Но вот я услышал, как подошел к мужикам Шурка и гремя вывалил из подола рубахи кузнечный инструмент. И я всей кожей почувствовал этот железный стук прочно закаленных гаечных ключей. Хорошо, что не вижу нашего позора! Меня вдруг наполняет грусть и безразличие ко всему, что произошло: к несбывшимся нашим планам, к Шуркиному, первому в жизни, предательству (как еще это называть?), от которого еще недавно было больно и тяжело.
— Ну, а напарник твой где? — это говорит Васька Батрак. Шурка молчит, но мне уже хочется зачем-то, чтоб он до конца раскрылся и указал на чердак, где я спрятался, чтоб и меня выволокли и отстегали волосяным путом. Ну что ты, Шурка? Но Шурка молчит. Тогда заговорил опять Васька Батрак, и я представил, как диковинно и широко торчат в стороны его галифе.
— Значит, в трактористы готовитесь? Что ж, молодцы! Только вы прибегайте к нам почаще, вместе прибегайте, мы ж не обидим… Колька, Ни-колка, — громко зовет меня молотобоец, — хватит в ботве сидеть, вылезай, пошли точило крутить. И городского с собой веди. Колька-а…
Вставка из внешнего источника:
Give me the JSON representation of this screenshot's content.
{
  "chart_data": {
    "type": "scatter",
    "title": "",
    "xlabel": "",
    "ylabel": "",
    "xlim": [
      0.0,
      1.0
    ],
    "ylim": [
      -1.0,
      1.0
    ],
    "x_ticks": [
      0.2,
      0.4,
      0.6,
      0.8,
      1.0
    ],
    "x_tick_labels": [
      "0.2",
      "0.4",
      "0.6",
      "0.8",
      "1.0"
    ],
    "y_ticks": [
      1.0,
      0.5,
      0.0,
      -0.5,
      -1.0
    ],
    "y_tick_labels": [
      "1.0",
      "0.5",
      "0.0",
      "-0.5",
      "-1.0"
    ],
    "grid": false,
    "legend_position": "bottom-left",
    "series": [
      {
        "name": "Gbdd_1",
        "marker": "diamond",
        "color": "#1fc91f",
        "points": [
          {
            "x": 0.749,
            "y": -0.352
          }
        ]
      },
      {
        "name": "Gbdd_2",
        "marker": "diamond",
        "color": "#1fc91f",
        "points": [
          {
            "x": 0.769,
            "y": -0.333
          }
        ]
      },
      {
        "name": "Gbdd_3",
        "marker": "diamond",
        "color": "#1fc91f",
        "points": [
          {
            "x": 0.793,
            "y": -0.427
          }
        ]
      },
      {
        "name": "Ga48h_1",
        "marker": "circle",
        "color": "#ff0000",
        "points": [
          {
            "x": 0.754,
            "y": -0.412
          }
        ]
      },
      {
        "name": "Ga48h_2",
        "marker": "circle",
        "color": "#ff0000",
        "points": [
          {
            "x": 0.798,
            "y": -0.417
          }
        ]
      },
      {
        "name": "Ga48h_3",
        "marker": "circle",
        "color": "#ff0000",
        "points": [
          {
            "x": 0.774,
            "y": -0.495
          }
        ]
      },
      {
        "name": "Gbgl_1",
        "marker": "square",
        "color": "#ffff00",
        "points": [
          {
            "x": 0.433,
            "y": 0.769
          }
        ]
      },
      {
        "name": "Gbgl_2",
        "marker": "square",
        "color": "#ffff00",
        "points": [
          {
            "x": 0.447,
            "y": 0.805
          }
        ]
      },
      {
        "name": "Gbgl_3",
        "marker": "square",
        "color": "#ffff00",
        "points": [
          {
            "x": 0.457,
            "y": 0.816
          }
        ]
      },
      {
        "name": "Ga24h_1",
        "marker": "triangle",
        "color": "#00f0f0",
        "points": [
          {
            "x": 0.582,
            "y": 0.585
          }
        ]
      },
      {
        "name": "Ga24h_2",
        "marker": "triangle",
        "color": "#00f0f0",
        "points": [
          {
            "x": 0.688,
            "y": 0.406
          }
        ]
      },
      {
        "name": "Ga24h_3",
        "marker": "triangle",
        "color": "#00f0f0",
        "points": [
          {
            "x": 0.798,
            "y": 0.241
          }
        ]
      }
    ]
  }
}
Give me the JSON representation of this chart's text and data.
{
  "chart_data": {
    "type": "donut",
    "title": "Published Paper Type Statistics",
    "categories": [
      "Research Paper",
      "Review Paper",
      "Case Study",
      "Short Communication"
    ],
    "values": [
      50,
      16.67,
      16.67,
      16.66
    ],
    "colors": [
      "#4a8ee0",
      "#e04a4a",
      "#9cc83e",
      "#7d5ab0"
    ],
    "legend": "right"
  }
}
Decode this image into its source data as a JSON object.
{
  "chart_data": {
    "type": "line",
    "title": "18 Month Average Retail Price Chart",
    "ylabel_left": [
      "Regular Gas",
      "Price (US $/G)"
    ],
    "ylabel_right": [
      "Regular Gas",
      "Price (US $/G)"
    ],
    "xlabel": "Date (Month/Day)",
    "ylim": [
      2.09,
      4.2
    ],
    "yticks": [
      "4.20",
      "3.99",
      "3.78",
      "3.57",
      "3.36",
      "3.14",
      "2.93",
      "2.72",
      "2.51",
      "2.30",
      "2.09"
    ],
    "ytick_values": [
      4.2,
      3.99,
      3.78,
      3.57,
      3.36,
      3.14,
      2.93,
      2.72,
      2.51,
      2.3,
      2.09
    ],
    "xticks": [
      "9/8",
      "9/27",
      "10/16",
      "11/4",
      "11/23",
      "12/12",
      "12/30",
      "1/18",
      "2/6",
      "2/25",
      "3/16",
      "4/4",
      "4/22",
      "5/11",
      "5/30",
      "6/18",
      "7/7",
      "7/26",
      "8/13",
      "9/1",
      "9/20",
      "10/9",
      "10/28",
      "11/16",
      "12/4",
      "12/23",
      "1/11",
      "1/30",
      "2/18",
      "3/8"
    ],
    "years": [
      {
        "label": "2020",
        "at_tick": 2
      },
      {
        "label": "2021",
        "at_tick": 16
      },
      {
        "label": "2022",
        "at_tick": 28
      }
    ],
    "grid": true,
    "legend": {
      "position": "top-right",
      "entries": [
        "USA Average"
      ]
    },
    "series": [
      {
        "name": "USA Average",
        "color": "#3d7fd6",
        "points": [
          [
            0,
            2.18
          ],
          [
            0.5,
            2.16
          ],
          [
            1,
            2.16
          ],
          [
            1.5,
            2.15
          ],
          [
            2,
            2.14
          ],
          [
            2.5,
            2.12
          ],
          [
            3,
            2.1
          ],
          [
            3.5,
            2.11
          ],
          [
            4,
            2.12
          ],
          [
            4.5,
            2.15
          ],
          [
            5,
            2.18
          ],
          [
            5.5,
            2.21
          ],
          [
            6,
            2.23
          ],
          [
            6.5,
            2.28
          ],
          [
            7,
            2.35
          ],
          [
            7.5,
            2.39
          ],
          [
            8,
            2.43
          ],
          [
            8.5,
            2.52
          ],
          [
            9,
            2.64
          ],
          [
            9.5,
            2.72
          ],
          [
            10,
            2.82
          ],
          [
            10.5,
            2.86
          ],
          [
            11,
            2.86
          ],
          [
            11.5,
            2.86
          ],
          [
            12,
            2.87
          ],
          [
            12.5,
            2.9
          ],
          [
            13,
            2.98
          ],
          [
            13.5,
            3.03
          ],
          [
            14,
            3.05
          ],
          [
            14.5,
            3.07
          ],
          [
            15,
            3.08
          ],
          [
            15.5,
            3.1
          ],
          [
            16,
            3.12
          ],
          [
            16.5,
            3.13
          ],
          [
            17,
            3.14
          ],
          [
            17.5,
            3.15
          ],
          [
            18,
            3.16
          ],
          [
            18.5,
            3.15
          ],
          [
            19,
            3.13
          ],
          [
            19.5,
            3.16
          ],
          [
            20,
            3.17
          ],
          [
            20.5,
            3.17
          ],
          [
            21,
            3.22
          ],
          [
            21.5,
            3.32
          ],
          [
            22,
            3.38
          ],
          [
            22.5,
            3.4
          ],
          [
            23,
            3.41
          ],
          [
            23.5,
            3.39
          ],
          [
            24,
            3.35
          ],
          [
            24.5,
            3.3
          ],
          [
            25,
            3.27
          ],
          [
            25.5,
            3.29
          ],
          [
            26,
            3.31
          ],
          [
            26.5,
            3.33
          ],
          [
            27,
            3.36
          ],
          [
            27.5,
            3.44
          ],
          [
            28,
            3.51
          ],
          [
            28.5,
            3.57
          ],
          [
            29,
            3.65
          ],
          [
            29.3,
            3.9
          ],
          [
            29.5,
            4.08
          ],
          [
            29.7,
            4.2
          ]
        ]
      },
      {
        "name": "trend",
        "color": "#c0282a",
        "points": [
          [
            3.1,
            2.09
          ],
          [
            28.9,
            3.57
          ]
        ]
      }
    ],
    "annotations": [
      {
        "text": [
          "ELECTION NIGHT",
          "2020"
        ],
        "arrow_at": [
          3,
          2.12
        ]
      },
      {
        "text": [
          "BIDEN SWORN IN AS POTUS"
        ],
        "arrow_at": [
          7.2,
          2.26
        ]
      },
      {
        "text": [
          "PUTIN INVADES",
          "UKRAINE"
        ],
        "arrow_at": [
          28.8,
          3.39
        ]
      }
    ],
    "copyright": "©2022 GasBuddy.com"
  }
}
Нет, я не спустился с чердака, не слез и тогда, когда разошелся народ и смолкли Шуркины всхлипывания. Когда в доме стало совсем тихо (отец с матерью отправились на покос), я ушел к Засохлинскому острову, где долго бродил в одиночестве, и мне казалось тогда, что не будет больше счастливых дней, что и нет впереди ни просвета, ни радости. Уж лучше выпороли бы путом, которым треножат на лугу колхозных кобыл, чтобы боль моя не казалась такой бесконечной и безутешной…
Но все проходит в жизни. Стираются давние обиды и горести. Стерся навсегда след нашей деревенской кузницы, построенной из единоличных амбаров. Ни бревнышка, ни холмика не осталось на том месте, где я, окончив школу, сам работал молотобойцем, в огне и дыму клепал лемеха плугов, выгибал замысловатые поковки, выковывал болты и гайки, и мне представлялось тогда, что нет прекрасней и значительней дела на земле, к которому я тянулся с малых лет. Но возникали новые мечты, и жизнь погнала меня по земле нашей — на север и на юг, и в другие края, заставляла напрягаться на другой грубой работе. Хотя и там, далеко, в тайге или на море, нет-нет да и обдавало сердце горьким дымком детства, сладостным духом приземистой черной кузницы, похожей на всклокоченного после сна деревенского мужика.
Стёрлись и прощены памятью наши детские обиды и разочарования. Но навсегда осталось в душе чистое и сказочное чувство к миру, которое запало в сердце в юную пору и которое жалко и страшно растерять теперь до срока.
ДЕВОЧКА С СИНИМИ ГЛАЗАМИ
Незадолго перед новогодними праздниками в нашем третьем классе появилась новенькая. Учительница Анастасия Феофановна на первом же уроке поставила ее перед классом у доски, сказала, что звать девочку Нина и она будет учиться с нами. Добавила, чтоб новенькую никто не обижал, а она поскорей освоилась и подружилась со всеми.
— У-у! — глухо прогудело в холодном классе.
Анастасия Феофановна усадила новенькую за парту рядом с неторопливой, спокойной Зинкой Субботиной. Девчонки, наверное, познакомились раньше, они по-свойски улыбнулись друг другу, а всем другим досталось вытягивать шеи и пялиться на новенькую из глубины фуфаек, перешитых, перелатанных лопатин-пальтишек. Я тоже выпростал голову, откинув на плечо воротник козлиной шубы, сшитой матерью из плохо выделанной отцом овчины. В этой шубе я сижу за ледяной партой, «как туз бубей». Так однажды высказалась мама, обряжая меня в это тяжеленное, но теплое одеяние.